Lately in F1, inter-team collaboration has emerged as a hot topic, triggered by concerns among rivals regarding the unusually close working relationship between sister teams Red Bull and AlphaTauri.
The Faenza-based outfit’s strong form in the closing stages of the 2023 season, during which it introduced several significant upgrades on its AT04, sparked accusations of excessive collaboration with Red Bull Racing.
Both teams were cleared of any wrong-doing by the FIA, but the situation served as a reminder of the potential for inter-team collaboration to blur the lines of fair competition in F1.
McCullough offered his opinion on the controversial topic.
“Obviously, the regulations have changed over the years,” commented the Aston engineer. “The way they are at the moment, maybe as a pair of teams, they haven't exploited that as much as the regulations allow…
“[The FIA] can ask to look at everything.
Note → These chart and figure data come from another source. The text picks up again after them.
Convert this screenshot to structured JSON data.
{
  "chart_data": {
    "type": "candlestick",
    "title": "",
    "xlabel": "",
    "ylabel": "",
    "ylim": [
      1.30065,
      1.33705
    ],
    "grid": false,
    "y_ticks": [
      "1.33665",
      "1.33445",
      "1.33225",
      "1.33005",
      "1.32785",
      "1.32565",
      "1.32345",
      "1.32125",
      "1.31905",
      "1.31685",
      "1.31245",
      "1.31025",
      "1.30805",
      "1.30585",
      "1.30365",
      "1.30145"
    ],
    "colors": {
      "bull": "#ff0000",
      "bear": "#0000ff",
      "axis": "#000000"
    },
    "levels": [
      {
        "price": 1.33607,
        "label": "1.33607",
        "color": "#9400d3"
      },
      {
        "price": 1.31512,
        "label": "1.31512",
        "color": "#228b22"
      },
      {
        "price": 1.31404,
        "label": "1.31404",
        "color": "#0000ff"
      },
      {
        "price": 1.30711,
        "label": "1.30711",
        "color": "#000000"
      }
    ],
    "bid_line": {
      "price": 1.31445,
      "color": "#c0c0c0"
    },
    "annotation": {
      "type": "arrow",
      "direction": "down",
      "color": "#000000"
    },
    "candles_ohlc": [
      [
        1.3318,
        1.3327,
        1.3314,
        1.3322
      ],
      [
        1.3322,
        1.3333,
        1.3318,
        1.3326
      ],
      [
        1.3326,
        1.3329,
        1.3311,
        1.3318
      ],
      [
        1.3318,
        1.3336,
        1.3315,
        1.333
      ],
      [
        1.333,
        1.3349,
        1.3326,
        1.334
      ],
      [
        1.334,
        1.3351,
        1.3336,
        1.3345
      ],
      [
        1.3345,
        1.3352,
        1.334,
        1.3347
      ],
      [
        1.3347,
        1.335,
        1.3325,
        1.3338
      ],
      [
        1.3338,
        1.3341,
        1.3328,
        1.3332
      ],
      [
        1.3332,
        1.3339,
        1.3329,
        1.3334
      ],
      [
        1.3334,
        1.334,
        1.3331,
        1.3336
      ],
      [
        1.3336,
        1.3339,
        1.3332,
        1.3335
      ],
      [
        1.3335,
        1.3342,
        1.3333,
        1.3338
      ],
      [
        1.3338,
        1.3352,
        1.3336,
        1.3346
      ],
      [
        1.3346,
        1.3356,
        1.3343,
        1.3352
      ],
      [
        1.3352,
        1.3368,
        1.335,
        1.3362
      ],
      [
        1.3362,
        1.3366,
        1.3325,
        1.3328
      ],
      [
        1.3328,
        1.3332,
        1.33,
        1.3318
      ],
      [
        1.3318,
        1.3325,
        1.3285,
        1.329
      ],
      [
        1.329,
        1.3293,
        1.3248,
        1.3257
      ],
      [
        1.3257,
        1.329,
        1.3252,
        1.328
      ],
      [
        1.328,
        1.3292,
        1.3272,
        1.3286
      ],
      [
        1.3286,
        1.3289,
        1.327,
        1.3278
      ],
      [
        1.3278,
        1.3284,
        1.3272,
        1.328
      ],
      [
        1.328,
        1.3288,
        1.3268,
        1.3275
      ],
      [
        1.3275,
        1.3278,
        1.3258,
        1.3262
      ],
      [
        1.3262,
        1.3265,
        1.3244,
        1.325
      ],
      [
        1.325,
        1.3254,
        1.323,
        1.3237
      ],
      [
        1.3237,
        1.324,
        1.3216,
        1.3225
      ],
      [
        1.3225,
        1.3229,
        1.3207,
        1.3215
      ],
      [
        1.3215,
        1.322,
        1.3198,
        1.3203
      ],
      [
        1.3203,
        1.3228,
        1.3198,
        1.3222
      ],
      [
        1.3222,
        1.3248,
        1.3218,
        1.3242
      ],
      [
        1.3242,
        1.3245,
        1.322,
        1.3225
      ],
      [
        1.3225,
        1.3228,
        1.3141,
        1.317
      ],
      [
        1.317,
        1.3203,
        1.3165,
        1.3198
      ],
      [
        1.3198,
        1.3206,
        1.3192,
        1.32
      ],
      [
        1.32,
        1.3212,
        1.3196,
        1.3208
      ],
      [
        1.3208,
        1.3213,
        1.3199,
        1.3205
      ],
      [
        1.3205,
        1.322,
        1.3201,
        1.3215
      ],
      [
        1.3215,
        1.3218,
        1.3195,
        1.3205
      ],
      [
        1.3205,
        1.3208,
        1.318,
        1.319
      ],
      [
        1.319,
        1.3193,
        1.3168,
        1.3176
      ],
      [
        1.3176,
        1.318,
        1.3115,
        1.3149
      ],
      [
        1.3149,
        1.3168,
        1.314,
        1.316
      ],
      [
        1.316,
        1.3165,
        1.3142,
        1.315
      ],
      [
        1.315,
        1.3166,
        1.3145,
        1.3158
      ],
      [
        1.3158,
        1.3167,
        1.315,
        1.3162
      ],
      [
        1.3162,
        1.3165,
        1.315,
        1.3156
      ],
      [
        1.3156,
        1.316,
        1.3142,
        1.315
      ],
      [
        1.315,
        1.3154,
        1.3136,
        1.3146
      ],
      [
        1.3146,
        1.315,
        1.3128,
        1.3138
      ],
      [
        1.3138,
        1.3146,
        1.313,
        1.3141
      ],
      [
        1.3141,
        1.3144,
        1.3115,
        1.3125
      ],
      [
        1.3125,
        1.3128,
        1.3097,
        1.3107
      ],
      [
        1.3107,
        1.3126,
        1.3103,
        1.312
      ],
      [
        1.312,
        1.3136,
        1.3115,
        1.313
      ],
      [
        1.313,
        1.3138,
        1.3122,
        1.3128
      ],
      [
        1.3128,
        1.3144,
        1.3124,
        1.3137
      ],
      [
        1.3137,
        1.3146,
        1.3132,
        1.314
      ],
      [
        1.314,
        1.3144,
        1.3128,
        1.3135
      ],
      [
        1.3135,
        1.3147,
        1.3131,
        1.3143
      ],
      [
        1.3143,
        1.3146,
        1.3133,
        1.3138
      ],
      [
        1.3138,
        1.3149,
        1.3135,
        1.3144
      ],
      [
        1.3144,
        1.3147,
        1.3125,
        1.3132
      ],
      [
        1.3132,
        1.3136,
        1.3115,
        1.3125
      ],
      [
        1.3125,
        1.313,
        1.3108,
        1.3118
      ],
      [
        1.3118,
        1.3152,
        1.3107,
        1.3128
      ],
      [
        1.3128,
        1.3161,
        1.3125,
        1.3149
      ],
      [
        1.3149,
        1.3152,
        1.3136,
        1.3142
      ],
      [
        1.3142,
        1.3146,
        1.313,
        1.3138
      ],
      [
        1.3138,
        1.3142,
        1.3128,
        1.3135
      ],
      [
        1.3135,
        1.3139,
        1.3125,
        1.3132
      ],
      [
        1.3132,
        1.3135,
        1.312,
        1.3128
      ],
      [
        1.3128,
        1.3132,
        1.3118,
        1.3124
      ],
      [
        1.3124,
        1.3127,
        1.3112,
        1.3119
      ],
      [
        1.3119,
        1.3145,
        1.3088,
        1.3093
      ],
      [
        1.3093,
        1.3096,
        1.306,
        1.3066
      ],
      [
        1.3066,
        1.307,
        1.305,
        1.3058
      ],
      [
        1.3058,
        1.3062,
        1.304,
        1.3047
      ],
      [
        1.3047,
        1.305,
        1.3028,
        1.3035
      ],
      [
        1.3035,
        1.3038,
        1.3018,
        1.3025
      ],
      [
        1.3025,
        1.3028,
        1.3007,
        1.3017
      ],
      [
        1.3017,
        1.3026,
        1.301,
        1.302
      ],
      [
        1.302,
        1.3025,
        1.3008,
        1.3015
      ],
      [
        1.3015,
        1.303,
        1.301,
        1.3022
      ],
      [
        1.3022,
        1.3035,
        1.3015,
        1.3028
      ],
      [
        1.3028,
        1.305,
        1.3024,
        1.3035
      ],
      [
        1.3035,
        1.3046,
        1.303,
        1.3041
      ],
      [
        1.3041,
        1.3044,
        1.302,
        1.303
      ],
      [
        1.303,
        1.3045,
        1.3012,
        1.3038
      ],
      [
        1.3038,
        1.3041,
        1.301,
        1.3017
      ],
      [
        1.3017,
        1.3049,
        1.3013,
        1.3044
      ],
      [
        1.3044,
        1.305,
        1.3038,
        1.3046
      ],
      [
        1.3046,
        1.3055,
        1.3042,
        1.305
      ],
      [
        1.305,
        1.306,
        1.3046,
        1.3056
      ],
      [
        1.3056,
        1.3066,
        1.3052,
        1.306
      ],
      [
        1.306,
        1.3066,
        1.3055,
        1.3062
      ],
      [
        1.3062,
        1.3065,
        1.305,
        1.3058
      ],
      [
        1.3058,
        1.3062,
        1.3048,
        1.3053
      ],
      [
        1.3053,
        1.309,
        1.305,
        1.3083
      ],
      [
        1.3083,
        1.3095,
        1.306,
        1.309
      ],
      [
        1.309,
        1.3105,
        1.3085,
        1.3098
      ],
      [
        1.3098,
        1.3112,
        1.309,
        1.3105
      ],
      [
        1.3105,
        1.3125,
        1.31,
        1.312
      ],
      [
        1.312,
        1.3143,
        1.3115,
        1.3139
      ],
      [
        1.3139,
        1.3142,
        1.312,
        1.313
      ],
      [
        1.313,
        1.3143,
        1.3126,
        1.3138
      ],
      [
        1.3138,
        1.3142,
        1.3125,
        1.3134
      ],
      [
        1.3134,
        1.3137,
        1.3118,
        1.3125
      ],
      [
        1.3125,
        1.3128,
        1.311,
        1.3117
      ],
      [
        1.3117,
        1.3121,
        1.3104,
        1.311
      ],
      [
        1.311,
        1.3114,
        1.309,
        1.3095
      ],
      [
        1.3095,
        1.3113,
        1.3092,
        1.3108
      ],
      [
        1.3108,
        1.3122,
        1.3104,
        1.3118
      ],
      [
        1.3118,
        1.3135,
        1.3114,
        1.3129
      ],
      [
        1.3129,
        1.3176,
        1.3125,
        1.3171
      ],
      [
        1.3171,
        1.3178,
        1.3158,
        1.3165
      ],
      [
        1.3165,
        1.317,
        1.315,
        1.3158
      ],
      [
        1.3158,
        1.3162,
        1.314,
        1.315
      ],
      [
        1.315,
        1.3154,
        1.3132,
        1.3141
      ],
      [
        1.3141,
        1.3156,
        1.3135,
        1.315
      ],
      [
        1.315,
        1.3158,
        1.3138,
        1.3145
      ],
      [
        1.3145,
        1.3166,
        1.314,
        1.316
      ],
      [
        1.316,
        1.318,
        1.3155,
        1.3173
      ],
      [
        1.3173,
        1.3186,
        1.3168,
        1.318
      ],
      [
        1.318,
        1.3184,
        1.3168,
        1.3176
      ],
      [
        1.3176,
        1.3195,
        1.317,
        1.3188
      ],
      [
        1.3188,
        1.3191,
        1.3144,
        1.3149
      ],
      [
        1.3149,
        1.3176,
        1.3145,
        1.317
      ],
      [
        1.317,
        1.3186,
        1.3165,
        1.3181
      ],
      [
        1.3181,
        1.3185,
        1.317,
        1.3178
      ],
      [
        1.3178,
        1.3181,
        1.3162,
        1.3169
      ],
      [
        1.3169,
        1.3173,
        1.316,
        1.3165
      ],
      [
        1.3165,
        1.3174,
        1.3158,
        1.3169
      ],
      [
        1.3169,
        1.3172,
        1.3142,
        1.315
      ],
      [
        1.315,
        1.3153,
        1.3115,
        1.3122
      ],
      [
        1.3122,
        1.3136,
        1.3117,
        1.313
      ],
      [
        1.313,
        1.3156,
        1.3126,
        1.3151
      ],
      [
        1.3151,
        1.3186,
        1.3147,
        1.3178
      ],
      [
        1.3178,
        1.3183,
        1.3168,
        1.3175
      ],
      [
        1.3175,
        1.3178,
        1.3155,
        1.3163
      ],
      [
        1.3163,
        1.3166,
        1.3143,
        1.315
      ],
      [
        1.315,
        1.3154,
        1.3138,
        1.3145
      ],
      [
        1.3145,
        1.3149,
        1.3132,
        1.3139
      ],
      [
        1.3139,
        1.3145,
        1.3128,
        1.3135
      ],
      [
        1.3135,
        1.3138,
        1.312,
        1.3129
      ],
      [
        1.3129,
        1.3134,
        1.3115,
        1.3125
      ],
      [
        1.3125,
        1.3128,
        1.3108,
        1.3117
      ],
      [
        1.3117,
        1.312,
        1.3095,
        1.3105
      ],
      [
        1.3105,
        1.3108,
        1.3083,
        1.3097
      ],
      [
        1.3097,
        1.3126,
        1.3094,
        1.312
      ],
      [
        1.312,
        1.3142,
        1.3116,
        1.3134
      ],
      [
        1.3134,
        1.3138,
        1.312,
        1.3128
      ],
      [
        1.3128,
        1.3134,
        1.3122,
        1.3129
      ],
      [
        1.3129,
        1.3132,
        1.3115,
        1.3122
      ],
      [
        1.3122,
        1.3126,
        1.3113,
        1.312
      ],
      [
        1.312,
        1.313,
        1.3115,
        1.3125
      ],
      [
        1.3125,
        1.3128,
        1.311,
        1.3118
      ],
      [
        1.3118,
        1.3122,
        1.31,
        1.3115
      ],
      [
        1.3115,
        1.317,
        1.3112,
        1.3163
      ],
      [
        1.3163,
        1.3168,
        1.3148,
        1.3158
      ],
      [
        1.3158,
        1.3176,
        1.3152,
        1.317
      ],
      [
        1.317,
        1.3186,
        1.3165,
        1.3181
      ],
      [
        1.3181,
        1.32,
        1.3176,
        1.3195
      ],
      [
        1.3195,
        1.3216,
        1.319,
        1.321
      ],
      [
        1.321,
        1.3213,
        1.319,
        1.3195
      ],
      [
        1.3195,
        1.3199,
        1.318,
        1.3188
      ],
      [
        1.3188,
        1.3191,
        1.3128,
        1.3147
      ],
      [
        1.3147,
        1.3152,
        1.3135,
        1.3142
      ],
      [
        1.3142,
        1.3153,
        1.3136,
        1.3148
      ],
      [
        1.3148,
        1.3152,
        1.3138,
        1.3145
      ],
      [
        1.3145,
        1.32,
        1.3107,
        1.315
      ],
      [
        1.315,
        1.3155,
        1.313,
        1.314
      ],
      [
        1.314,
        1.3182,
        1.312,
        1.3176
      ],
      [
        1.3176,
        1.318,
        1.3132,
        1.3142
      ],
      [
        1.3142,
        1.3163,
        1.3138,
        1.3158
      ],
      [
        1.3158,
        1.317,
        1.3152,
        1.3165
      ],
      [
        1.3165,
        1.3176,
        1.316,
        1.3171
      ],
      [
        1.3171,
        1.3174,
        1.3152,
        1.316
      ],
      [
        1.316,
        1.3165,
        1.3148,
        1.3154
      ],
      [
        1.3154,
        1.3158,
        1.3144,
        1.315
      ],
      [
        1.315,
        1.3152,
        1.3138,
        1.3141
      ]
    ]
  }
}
You've got to be fully transparent when the FIA come in and inspect. They do a lot of inspections.
“I'm sure they'll be all over that [AlphaTauri-Red Bull dynamic] because I'm sure people are looking at it.
“On the outside, it looks as though [AlphaTauri] have done their own aero development philosophy.
“There’s a lot of convergence happening anyway. Maybe they’re just going for ‘buy everything you can do within the regulations’ [gearbox, front and rear suspension] and then develop along a philosophy.
“They’re using the same wind tunnel; they’ll probably be using the same CFD stuff. There’s a chance therefore that, if it looks similar, they can start working with it and making it more competitive.”